We are at the critical age where it’s almost impossible to try to get your kids to do anything unless you’ve already developed ingrained habits from a young age as described in the paragraphs above. Try to remember your teenager is going through a lot of physical changes, has a tremendous amount of pressure at school, may be struggling to find their feet within friendship groups and many other substantial emotional issues which can see them retreat into themselves quite a lot.
It is important not to force the issue but to encourage teamwork for teenagers. If you’ve got a teenager who likes to be alone, they may enjoy the solitude of taking the dog out for a walk each morning. They may fancy helping you to cook the dinner.
This isn’t a time to ramp up the number of jobs on your teenager’s chore chart, but to instead simplify it only to include jobs they enjoy.
- Folding washing
- Putting away their own laundry
- Load washing and tumble dryer
- Put new bedding on their bed
- Helping with meals
- Cleaning their personal space in their room
How to teach your kids to do chores.
- Talk your kids through one chore from the list, carefully and patiently show them how to do the task together, you’ll find your kids enjoy spending one on one time with you, particularly if you chat while you are doing the chore. Kids love learning new stuff.
- Give your kids a one job at a time, make it their responsibility and let them take pride in doing it well. Give them plenty of praise each time they do it; this is great for their self-esteem.
- Add one job at a time, so they don’t get overwhelmed, they will learn each skill correctly, this will build self-confidence and self-esteem and is great for morale.
- Kids love messy jobs, buttons, bubbles, water and measuring, so washing up, putting the laundry in the machine or drier and measuring laundry powder or weighing ingredients are perfect jobs for little ones of all ages.
- Get your kids to make breakfast when they’re old enough, they love the responsibility of buttering and spreading jam on bread or toast and sploshing milk into cereal. This is a great way to start their interest in cooking and helping with mealtimes.
- Setting the table helps them to feel part of the mealtime preparation and makes them feel part of a team.
- Get your kids to tidy up as they go along, if they were able to get the toys out, they are equally able to put them away again; this instils a sense of responsibility for their belongings and their environment.
- Give your kids a laundry basket in their bedroom and ask them to bring it downstairs when you’re doing the laundry, see how to implement this technique in my post: My Amazing New Laundry Hack, this will help to create good habits and help keep bedroom floors free from dirty laundry!
- Set a timer! Kids love a race and love working against a timer, see who can collect the most, you or your kids!
- Only give your child a couple of chores per day, you can rotate duties each week if you want them to learn new skills.

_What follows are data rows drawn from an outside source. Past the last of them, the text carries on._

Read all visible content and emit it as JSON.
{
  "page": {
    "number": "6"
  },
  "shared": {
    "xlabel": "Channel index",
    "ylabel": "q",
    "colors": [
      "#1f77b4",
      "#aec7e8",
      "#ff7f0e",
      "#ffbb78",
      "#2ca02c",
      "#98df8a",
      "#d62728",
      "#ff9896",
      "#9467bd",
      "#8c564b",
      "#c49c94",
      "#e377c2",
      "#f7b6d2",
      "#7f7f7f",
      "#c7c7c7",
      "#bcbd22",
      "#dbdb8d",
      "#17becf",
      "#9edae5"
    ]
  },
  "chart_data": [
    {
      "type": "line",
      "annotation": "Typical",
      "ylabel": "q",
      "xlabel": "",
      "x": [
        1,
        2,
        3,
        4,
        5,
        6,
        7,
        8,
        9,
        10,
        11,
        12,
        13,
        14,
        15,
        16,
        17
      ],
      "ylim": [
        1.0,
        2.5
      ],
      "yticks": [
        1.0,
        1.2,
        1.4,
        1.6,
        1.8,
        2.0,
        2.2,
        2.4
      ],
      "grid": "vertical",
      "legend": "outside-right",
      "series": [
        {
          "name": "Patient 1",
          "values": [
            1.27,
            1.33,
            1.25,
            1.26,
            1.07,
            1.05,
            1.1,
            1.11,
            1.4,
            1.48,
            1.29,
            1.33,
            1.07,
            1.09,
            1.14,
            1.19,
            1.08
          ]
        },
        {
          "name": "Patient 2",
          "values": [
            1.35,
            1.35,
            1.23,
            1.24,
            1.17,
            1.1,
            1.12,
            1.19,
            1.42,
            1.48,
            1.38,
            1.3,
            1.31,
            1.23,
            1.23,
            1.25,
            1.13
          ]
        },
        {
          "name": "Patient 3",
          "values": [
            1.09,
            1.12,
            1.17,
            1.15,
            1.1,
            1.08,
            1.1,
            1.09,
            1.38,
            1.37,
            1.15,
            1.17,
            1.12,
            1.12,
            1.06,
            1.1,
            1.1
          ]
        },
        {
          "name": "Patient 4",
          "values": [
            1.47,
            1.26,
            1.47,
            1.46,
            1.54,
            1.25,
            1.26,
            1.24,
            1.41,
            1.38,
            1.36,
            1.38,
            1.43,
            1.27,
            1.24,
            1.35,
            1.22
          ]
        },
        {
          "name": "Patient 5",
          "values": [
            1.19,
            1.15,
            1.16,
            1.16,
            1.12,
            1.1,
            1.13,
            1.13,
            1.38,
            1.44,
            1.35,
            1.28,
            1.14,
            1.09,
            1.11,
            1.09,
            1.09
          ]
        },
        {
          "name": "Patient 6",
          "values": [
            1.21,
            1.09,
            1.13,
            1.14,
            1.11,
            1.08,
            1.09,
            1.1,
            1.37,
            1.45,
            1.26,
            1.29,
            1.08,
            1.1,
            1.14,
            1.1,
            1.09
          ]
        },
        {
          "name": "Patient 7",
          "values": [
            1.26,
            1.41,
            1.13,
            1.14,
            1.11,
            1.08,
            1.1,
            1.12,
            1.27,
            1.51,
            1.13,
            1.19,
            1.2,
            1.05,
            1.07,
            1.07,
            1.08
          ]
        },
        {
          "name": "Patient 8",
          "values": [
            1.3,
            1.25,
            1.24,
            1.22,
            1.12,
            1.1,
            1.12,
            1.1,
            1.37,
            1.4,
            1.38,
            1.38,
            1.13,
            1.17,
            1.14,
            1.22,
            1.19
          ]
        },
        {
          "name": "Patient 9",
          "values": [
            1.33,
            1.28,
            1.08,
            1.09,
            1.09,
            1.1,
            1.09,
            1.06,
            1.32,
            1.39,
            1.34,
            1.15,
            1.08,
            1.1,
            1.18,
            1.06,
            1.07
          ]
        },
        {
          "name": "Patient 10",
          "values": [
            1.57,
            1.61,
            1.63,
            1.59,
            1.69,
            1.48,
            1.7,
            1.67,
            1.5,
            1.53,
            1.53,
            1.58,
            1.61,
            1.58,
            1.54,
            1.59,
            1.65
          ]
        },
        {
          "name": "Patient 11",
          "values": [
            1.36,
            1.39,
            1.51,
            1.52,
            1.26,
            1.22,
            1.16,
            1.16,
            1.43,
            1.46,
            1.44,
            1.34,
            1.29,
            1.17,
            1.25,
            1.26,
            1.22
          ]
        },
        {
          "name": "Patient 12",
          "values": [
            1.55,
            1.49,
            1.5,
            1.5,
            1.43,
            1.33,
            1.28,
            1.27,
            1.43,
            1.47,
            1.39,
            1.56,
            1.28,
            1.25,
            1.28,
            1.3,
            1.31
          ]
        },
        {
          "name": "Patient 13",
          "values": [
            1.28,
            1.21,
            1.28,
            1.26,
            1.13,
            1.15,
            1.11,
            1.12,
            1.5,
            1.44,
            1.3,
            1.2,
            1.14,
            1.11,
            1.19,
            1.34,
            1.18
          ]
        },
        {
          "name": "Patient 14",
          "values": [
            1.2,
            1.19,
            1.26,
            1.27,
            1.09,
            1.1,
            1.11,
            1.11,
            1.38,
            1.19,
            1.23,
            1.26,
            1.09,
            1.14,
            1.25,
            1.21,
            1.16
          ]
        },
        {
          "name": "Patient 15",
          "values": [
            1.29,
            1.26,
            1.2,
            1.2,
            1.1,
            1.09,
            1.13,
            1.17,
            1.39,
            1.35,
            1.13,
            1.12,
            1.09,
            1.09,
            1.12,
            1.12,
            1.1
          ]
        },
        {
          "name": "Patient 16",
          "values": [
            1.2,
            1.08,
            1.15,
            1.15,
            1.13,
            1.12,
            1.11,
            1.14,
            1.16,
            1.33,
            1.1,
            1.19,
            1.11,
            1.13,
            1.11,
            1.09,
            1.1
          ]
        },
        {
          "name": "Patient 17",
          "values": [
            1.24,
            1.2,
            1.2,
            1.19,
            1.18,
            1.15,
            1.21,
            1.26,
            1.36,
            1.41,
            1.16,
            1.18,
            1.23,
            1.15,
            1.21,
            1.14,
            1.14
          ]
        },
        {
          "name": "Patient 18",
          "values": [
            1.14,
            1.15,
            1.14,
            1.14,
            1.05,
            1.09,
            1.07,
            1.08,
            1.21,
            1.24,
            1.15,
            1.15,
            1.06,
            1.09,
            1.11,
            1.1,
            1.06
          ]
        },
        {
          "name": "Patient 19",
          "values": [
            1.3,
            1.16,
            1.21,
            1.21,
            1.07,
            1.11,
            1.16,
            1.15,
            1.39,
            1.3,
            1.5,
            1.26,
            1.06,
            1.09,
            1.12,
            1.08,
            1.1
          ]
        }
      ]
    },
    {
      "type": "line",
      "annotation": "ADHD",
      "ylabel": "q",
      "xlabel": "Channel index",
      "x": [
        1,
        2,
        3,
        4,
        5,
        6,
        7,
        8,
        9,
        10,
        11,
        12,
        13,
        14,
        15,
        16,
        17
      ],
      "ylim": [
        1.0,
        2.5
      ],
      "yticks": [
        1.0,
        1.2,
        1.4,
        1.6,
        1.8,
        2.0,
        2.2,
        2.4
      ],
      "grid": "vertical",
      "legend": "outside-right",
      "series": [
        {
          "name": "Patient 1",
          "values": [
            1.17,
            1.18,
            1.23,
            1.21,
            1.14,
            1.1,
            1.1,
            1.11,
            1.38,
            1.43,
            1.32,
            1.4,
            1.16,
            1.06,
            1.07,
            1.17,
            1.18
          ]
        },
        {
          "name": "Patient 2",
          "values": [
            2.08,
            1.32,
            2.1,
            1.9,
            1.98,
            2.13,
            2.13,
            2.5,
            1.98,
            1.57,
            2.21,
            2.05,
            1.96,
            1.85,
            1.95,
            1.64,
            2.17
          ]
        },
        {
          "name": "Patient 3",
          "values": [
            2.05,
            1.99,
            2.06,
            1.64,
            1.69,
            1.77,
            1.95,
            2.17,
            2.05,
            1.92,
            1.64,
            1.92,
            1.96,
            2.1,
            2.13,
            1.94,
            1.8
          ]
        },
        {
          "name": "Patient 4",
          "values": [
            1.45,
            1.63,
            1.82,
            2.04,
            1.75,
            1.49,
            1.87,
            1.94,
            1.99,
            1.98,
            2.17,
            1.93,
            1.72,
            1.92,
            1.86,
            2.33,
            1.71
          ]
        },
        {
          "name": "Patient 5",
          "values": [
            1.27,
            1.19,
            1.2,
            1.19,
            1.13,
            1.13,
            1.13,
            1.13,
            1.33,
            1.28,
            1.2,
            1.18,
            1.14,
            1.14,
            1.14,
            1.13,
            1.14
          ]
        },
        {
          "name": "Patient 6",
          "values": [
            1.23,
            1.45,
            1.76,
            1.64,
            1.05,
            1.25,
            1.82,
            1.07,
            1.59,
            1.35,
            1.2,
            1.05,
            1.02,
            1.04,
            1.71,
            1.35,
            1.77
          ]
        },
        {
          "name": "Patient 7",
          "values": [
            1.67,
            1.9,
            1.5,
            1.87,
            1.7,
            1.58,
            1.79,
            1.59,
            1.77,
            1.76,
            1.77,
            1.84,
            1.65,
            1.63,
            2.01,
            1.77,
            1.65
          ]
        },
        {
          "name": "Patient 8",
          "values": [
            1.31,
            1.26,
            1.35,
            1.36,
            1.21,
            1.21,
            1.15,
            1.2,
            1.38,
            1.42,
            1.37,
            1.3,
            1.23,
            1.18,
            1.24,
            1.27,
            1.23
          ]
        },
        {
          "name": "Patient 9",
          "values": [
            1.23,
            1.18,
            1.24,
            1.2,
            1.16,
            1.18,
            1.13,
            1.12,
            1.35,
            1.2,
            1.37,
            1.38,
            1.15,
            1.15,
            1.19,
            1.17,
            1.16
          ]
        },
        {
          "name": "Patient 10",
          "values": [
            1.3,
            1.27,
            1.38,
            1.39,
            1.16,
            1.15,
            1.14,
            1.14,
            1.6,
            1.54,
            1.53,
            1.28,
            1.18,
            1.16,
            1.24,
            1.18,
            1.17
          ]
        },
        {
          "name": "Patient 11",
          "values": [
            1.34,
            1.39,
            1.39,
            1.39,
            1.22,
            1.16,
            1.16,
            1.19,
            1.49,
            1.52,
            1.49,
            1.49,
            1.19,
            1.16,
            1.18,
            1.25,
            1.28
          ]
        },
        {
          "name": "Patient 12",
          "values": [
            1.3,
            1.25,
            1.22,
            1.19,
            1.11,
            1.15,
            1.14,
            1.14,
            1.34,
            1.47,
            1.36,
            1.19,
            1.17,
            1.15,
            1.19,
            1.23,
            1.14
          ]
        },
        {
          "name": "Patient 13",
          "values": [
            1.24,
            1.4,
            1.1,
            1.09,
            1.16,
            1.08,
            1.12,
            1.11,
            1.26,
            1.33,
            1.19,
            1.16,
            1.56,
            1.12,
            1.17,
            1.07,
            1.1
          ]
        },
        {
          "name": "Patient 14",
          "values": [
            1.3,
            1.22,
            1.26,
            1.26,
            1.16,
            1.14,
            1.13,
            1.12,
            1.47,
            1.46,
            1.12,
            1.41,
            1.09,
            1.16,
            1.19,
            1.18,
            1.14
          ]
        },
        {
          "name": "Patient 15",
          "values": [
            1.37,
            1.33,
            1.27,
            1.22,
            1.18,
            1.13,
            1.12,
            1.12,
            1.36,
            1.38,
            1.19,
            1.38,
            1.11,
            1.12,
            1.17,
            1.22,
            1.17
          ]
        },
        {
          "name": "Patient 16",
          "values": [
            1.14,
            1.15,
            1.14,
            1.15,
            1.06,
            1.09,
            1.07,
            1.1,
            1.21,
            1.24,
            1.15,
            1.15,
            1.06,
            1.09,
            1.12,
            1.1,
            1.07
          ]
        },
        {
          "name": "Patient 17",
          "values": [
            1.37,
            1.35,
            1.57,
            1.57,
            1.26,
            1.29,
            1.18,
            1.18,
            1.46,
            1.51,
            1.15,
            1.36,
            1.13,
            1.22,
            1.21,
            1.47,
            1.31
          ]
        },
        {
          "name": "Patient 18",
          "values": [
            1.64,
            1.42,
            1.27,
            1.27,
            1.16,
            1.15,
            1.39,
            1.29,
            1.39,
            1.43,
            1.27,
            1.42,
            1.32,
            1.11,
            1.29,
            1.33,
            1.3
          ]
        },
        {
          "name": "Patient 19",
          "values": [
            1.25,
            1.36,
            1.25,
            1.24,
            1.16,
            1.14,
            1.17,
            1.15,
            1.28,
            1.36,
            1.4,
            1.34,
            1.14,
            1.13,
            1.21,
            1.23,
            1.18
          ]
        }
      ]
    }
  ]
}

- Have fun; it’s going to take twice as long do all the chores at first but have fun and play to your child’s strengths. My daughter hates recycling but loves to squeegee the shower, my son loves recycling but dislikes hanging things up. Give your kids chores they enjoy doing! Remember you’re not trying to do less work yourself, you’re striving to create good habits and life skills in your kids, and it should be fun for everyone,
- Habits, when ignited in youngsters, are hard to break, make sure they are good habits!
Rewarding kids for doing chores
- Younger kids love nothing better than spending time with their parents, so this is a great way to reward kids for compleating their charts, whether it’s taking each child out on their own, for some quality time or planning a family day out, it’s up to you which works best for your family.
- The tweens and teenage years are a great time to teach your kids about earning money and saving money!